Em declarações à Lusa, Gonçalo Almeida abordou o imbróglio trazido pela pandemia de Covid-19 para o seio do futebol e do desporto, pelo que a possibilidade de a I e II Ligas portuguesas se estenderem pelo verão dentro, e para lá de 30 de junho, data em que terminam muitos contratos de jogadores e equipas técnicas, está cada vez mais em cima da mesa.

Com o adiamento do Euro2020 para o próximo ano, à semelhança da Copa América, as competições europeias e campeonatos nacionais terão de ser disputados depois de uma suspensão cuja extensão está ainda por determinar, e nesse caso qualquer alteração aos contratos teria de ser consensual entre as duas partes.

"[Qualquer adenda] depende, totalmente e sempre, da anuência expressa da parte de cada um dos atletas. Os contratos de trabalho desportivo não podem ser unilateralmente impostos aos jogadores, precisam da sua concordância", afirma o advogado.

Nesta situação, o Sindicato dos Jogadores Profissionais de Futebol terá "um papel bastante relevante como entidade representativa, mas não vincula os jogadores", numa situação que traria, também, várias implicações a nível financeiro para os clubes.

Gonçalo Almeida exemplifica com o caso de um jogador cujo contrato termine em junho de 2021, e que estaria "livre para assinar por outro clube em janeiro", deixando os clubes privados de, no verão, tentarem "a renovação do contrato ou um encaixe financeiro com a transferência".

Quanto a bónus e cláusulas relativas a títulos ou a conquista de determinados objetivos, fica claro que "são motivos de força maior que transcendem a vontade das partes", e por isso nenhuma tem culpa numa situação, pelo que "não sendo verificável", os objetivos não podem ser alcançados nem pagos.

Perante uma "situação completamente inovadora, cuja duração e consequências não há ainda a noção", avançar "com cenários é sempre precipitado", mas Gonçalo Almeida aponta para o 4.º artigo do Regulamento de Competições da Liga Portuguesa de Futebol Profissional, que baliza "a extensão e adiamento" das competições profissionais.

Fora desse âmbito, como "um desfecho antecipado da competição", o regulamento "nada diz", pelo que na eventualidade de se tornar "impossível terminar as duas voltas dos campeonatos profissionais", há uma omissão regulamentar.

Nesse prisma, o especialista em direito do desporto alerta para o facto de não existir "necessidade de se atribuir título ou estabelecer classificação para esta época desportiva", alertando antes para "a realidade já estabelecida", ou seja, a temporada anterior, para efeitos de apuramento para competições europeias.

"O fim da época anterior é uma realidade que já está definida. Qualquer critério que venha a ser articulado para atribuição de título ou promoção será sempre um critério que não está previsto na lei, não está regulamento, e será sempre subjetivo. Haverá quem concorde e não concorde, porque cada um tem os seus interesses, e isso é perfeitamente legítimo", adiantou.

O especialista referiu ainda que num momento em que "toda a matéria é omissa", há situações anteriores, como as duas guerras mundiais, em que a atividade desportiva esteve suspensa, e em casos de interrupção não houve lugar a qualquer definição de classificação.

"Não estando nada previsto, estar ‘a posteriori' a definir critérios que podem favorecer uns e não outros parece-me desnecessário. Se os regulamentos são omissos, não há necessidade de atribuir", completou.

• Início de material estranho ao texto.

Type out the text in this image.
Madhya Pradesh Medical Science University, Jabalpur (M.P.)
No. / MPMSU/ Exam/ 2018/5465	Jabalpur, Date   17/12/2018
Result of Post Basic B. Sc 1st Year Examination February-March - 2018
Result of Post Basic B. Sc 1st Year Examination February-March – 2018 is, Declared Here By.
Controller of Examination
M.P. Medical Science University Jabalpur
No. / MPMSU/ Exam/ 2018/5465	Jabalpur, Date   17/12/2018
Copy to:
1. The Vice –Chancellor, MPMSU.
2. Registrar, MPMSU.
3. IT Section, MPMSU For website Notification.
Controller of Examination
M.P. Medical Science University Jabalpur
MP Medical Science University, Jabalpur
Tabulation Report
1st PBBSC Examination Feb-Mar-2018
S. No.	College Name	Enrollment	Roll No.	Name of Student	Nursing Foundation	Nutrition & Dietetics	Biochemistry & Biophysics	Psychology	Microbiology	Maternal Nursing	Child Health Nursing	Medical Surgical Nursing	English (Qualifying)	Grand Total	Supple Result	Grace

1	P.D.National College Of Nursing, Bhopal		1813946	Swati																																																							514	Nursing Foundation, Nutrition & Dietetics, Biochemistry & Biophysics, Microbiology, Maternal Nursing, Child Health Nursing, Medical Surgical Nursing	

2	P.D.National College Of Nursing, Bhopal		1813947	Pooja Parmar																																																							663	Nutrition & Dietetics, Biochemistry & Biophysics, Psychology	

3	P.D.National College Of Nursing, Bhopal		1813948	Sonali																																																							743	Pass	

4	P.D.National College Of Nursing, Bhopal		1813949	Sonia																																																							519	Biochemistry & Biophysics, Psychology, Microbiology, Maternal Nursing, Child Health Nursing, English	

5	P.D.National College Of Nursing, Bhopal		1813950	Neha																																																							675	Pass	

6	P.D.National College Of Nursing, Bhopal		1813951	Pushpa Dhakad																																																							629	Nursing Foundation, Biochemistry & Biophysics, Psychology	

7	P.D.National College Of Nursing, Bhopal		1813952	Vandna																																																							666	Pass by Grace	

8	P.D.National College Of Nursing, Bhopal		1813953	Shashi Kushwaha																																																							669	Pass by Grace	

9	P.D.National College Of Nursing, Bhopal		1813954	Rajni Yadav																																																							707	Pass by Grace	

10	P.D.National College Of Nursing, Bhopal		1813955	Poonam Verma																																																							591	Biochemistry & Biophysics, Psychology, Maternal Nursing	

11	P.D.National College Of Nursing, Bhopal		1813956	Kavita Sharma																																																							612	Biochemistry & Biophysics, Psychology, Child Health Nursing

O novo coronavírus, responsável pela pandemia da Covid-19, infetou mais de 210 mil pessoas em todo o mundo, das quais mais de 8.750 morreram.

Das pessoas infetadas, mais de 84.000 recuperaram da doença.

Em Portugal, a Direção-Geral da Saúde (DGS) elevou hoje o número de casos confirmados de infeção para 642, mais 194 do que na terça-feira. O número de mortos no país subiu para dois.

A Assembleia da República aprovou hoje o decreto de declaração do estado de emergência que lhe foi submetido pelo Presidente da República com o objetivo de combater a pandemia de Covid-19, após a proposta ter recebido pareceres favoráveis do Conselho de Estado e do Governo.

O surto começou na China, em dezembro, e espalhou-se já por 170 países e territórios, o que levou a Organização Mundial da Saúde (OMS) a declarar uma situação de pandemia.

Os países mais afetados depois da China são a Itália, com 2.978 mortes para 35.713 casos, o Irão, com 1.135 mortes (17.350 casos), a Espanha, com 558 mortes (13.716 casos) e a França com 175 mortes (7.730 casos).